After 25 years, a Vatican mystery is back in the headlines

By JOHN L. ALLEN JR.

Summer 2008 is chock full of Catholic anniversaries, from the 40th birthday of Humanae Vitae to the 30th observance of the death of Pope Paul VI. One such milestone, however, does not appear on any official church calendars: it’s now been 25 years since the June 1983 disappearance of Emanuela Orlandi, a 15-year-old girl and Vatican citizen whose fate has become one of the most enduring Vatican mysteries of the 20th century.

The case is back in the headlines this week, with the discovery of a gray BMW which may – or, as is seemingly always the case with the Orlandi story, equally well may not have been – the car used to abduct the girl and to transport her after she vanished on June 22, 1983.

Orlandi was the daughter of a layman who worked in the Vatican gift shops, so she and her family were citizens of the Vatican City-State. Shortly after she vanished, callers purporting to be her abductors demanded that the Vatican release Mehmet Ali Agca, the Turkish gunman who shot Pope John Paul II on May 13, 1981. John Paul made a public appeal for her safe return, and the Vatican’s Secretary of State at the time, Cardinal Agostino Casaroli, even installed a special phone line to speak directly with the alleged kidnappers.

In the end, however, no convincing proof was ever offered that the callers actually had Orlandi, and the girl never resurfaced.

In the years since, the Orlandi case has been linked with virtually every unsolved mystery in modern Italian life, from spectacular banking scandals in the 1980s, in which the Vatican was an important player, to occult dealings of the mob. Orlandi herself has become the Jimmy Hoffa of the popular imagination, with purported sightings, or rumors of her whereabouts, vying with speculation about where her dead body might be found. In May 2004, for example, Italy was briefly riveted when a free-lancer photographer claimed to have spotted a grown-up Orlandi living quietly in an apartment overlooking the Vatican, but the lead eventually fizzled.

This June, the story took yet another turn when Italian authorities reopened their investigation after a new purported witness came forward: Sabrina Minardi, the ex-wife of an Italian soccer star, who later went on to become the girlfriend of a notorious mafioso named Enrico De Pedis.

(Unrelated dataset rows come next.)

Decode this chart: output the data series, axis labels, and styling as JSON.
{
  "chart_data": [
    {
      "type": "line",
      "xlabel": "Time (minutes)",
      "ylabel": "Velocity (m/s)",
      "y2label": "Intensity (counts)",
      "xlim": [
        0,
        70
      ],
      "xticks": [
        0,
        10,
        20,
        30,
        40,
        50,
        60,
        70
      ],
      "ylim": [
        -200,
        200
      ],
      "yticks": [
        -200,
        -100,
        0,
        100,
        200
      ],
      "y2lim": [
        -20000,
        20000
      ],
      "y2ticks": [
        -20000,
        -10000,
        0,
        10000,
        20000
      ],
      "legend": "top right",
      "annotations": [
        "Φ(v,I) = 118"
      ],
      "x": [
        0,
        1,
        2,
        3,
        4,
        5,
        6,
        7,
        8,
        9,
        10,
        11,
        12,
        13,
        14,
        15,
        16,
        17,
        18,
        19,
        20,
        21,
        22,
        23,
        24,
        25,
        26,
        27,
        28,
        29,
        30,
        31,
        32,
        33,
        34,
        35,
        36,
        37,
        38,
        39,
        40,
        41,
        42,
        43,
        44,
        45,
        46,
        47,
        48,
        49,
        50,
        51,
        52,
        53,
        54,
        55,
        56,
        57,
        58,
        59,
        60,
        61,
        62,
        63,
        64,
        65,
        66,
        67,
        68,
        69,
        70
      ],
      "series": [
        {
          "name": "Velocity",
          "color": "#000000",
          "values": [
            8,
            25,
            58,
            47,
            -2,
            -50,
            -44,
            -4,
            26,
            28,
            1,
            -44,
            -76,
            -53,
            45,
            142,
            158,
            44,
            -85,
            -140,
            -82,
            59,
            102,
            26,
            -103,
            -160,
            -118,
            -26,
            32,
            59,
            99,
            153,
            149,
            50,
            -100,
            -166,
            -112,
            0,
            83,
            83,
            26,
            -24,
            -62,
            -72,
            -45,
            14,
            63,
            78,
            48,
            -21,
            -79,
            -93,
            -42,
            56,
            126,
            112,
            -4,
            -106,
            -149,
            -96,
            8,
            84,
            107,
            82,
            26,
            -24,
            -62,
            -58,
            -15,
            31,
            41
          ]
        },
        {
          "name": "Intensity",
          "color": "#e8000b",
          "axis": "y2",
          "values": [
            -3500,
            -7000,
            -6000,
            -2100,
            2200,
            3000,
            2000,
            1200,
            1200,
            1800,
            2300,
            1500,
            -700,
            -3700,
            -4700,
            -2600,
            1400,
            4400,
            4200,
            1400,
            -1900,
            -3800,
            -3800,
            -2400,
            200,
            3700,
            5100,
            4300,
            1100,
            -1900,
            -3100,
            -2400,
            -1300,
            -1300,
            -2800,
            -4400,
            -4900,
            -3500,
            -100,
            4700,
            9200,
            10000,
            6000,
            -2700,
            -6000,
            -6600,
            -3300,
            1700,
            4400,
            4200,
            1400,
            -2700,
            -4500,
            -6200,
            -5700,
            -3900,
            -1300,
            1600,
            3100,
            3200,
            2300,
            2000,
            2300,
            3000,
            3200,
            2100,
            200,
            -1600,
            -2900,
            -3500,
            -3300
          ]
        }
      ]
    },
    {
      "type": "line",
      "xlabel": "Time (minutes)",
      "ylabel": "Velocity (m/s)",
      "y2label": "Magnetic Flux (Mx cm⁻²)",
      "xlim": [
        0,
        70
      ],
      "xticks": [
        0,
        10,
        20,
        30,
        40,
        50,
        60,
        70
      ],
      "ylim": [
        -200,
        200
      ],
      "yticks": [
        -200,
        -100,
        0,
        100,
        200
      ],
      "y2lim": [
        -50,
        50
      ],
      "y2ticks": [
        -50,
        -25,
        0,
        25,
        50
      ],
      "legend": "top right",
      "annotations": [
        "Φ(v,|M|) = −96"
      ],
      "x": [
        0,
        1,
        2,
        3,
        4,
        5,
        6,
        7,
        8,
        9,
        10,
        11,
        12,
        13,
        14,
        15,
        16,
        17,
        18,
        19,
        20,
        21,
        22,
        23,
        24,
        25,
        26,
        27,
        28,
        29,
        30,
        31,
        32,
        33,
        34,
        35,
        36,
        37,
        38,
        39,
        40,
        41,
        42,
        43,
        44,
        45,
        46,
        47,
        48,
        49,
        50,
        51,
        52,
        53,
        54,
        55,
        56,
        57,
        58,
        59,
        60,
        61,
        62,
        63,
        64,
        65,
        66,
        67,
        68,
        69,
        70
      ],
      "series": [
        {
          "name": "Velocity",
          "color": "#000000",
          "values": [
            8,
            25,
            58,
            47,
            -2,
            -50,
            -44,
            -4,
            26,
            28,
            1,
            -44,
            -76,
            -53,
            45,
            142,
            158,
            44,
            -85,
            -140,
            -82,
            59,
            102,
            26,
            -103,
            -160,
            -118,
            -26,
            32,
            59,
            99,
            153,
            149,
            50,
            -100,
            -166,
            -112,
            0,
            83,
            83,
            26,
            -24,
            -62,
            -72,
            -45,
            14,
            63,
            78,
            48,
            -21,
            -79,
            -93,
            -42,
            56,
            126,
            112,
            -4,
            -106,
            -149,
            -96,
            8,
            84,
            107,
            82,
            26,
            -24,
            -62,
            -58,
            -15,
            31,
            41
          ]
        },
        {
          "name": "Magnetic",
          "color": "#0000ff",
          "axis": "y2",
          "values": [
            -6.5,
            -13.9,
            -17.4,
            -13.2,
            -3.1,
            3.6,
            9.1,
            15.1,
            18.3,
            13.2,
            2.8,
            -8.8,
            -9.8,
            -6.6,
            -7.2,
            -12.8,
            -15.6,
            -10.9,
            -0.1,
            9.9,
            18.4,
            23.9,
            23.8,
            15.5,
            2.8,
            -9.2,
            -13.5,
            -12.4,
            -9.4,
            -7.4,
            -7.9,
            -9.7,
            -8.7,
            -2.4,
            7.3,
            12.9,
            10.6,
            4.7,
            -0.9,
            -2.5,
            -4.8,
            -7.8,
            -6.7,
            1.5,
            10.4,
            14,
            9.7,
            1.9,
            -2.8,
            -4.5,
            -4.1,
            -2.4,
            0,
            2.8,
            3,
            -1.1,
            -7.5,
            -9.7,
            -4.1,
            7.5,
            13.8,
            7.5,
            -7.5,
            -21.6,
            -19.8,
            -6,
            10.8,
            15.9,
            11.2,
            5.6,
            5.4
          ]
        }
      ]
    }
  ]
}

According to accounts in the Italian press, Minardi told investigators that De Pedis, who was gunned down in Rome in 1990, had kidnapped Orlandi on the orders of Archbishop Paul Marcinkus, an American who at the time was the head of the Vatican Bank. Marcinkus later stepped down after the financial scandals of the mid-1980s erupted. He retired to Arizona, where he died in 2006.

Minardi offered vague, but salacious, suggestions that De Pedis had been involved in procuring girls for Marcinkus, delivering them, according to her account, to his Vatican apartment. (Her story was termed “obscure and unhinged” by one Italian daily, which did not stop the paper from publishing a detailed account of it.) Minardi also recounted once being asked by De Pedis to drive a crying, hysterical girl named “Emanuela,” sometime after Orlandi’s disappearance, to a gas station located on Vatican grounds, using a gray BMW – the same kind of car Orlandi was seen entering on the afternoon she disappeared after a music lesson. Minardi said they were met by a monsignor driving a Mercedes with a Vatican license plate. Minardi claimed that Orlandi was later killed, and that De Pedis placed her body into a sack which he tossed behind a cement mixer in the Roman beach area of Torvajanica.

It’s indicative of the seemingly endless appetite for speculation that the story told by Minardi, a confessed former drug addict, made international headlines without any hard proof.

For its part, the Vatican has expressed grave doubts. Spokesperson Fr. Federico Lombardi issued a statement in June saying the accusations had been aired “without being subjected to any examination,” and that they come from a witness “of extremely dubious value.” They amount to an “unfounded defamation” of Marcinkus, Lombardi said, who “has been dead for some time and cannot defend himself.”

Since June, investigators have been scrambling to try to confirm, or debunk, Minardi’s story.

This week, another witness provided a potentially telling bit of evidence – the whereabouts of the gray BMW described by Minardi. It was located in an underground parking garage at Rome’s Villa Borghese, where it had been abandoned in 1991. Even more tantalizing is the fact that, according to ownership records, the car once belonged to an Italian businessman charged, and later acquitted, of complicity in the death of Roberto Calvi – the financier at the center of the Banco Ambrosiano scandal, who was found hanging under London’s Blackfriars Bridge in 1982. Among other things, Calvi was an associate and business partner of Marcinkus and the Vatican Bank.

According to Italian media reports, investigators are hoping that a physical examination of the car may yield some clues to Orlandi’s fate, but so far nothing has emerged.

The Vatican, in company with the CIA, the Freemasons and the Trilateral Commission, acts as a magnet for conspiracy theories of every imaginable variety, so it’s likely this won’t be the last twist to the Orlandi story. In the meantime, Italian authorities have not provided any timetable for when they expect their re-opened investigation to be closed.